Indoor Start Date and Cell Size:

Plant on 5/1, 5/14, 6/1, 6/15, and 7/1 in 38s

Greenhouse Transplant Date and Cell Size:

Summer squash is not transplanted in the greenhouse.

Outdoor Transplant Date and Bed Specifications:

Transplant seedlings on 5/16, 5/29, 6/16, 6/30, and 7/16 spacing them every two feet on small hills with two rows per bed. Do not interplant the successions, and be sure the new plants have plenty of room and are not being crowded out or shaded by more mature plants.

Plant Needs and Cultivation Techniques:

Summer squash are fairly resilient and easy growing. Well-drained soil, and water during dry spells are all that is really necessary for a good yield. Stay on top of weeding early on until the leaves shade out the weeds. Because the root system is shallow, early successions can be mulched to help with yield.

Pests and Pest Control:

There are four problems common to summer squash: cucumber beetles, squash vine borers, squash bugs, and powdery mildew.

  • Cucumber beetles: These are small yellow and black striped beetles that attack both the vine and the mature fruit.
  • Squash Vine Borers: These are moths that lay their eggs on the squash plant, and the larvae of which bore into the base of the mature vine. They must be cut out of the vine once they have bored in, which can do irreparable damage to the plant. It is best if the larvae are caught and removed before they get a chance to bore in. Keep an eye out for adult vine borers starting in late June to know if the squash crop will be at risk. Adult vine borers, which look like wasps and buzz loudly as they fly, can be caught in yellow pans of soapy water. Planting a second succession of squash in early July after vine borer eggs are laid is also a solution. If the larvae do invade the plant, the vine will begin to die, and what looks like wet sawdust will appear around the base. After the borer is cut out, heap soil around the base. If the plant does not recover, remove it so the borers do not spread to neighboring plants.
  • Squash Bugs: These bugs damage the leaves of the plants, and can do damage to the fruit. They lay their eggs in clusters on the underside of the leaves, and frequent monitoring of plants is the best defense. The egg clusters are easy to remove, as are the young bugs. Keeping the bugs under control from the beginning is the only way to stop them from becoming a major problem.
  • Powdery Mildew: This is a fungus that appears as a grayish white covering on the leaves of the squash plants. It is best controlled if caught early and sprayed once or twice a week with a neem oil and baking soda solution.
Harvest Techniques:

Zucchini and yellow summer squash should be harvested when about ten inches long. They can still be used when they get bigger, although they have more seeds and lose some of their flavor. During the height of their production, they should be harvested every day. Using a knife, cut the fruit off of the vine close to where the stem meets the fruit, being careful not to damage the vine. Be careful not to knick the fruit, as this will make it rot more quickly.
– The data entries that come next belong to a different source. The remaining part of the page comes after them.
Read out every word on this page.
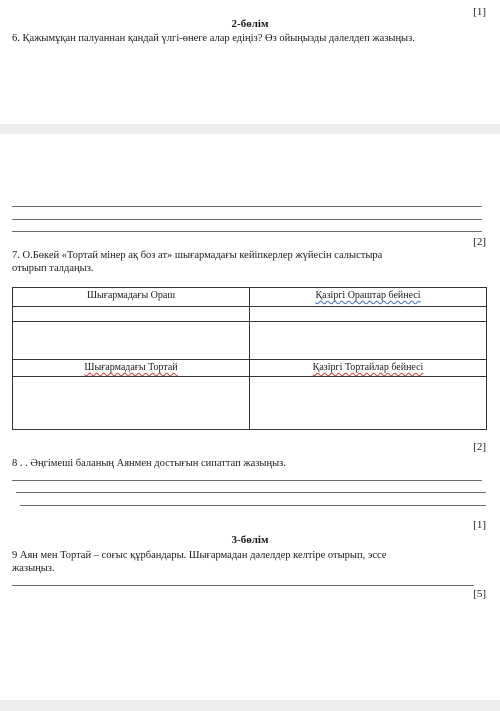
[1]
2-бөлім
6. Қажымұқан палуаннан қандай үлгі-өнеге алар едіңіз? Өз ойыңызды дәлелдеп жазыңыз.
[2]
7. О.Бөкей «Тортай мінер ақ боз ат» шығармадағы кейіпкерлер жүйесін салыстыра
отырып талдаңыз.
Шығармадағы Ораш	Қазіргі Ораштар бейнесі

Шығармадағы Тортай	Қазіргі Тортайлар бейнесі

[2]
8 . . Әңгімеші баланың Аянмен достығын сипаттап жазыңыз.
[1]
3-бөлім
9 Аян мен Тортай – соғыс құрбандары. Шығармадан дәлелдер келтіре отырып, эссе
жазыңыз.
[5]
After washing, cut the stem as short as possible without cutting into the flesh of the squash. This short stem will not damage other fruit during storage. Keep refrigerated in a sealed container for up to a week after harvesting. Although they may keep beyond a week, the likelihood of them becoming mushy increases. Squash freezes very well shredded and put in Ziplocs. It can then be thawed later and used in soups or breads or other dishes.


For retail, sell at $0.75-$1.00 each, depending on size, and plentifulness of summer squash in the area. In mid-July, for example, everyone has summer squash, and just wants to get rid of it, so $0.75 would be more appropriate. For wholesale, sell at $1.50 per pound.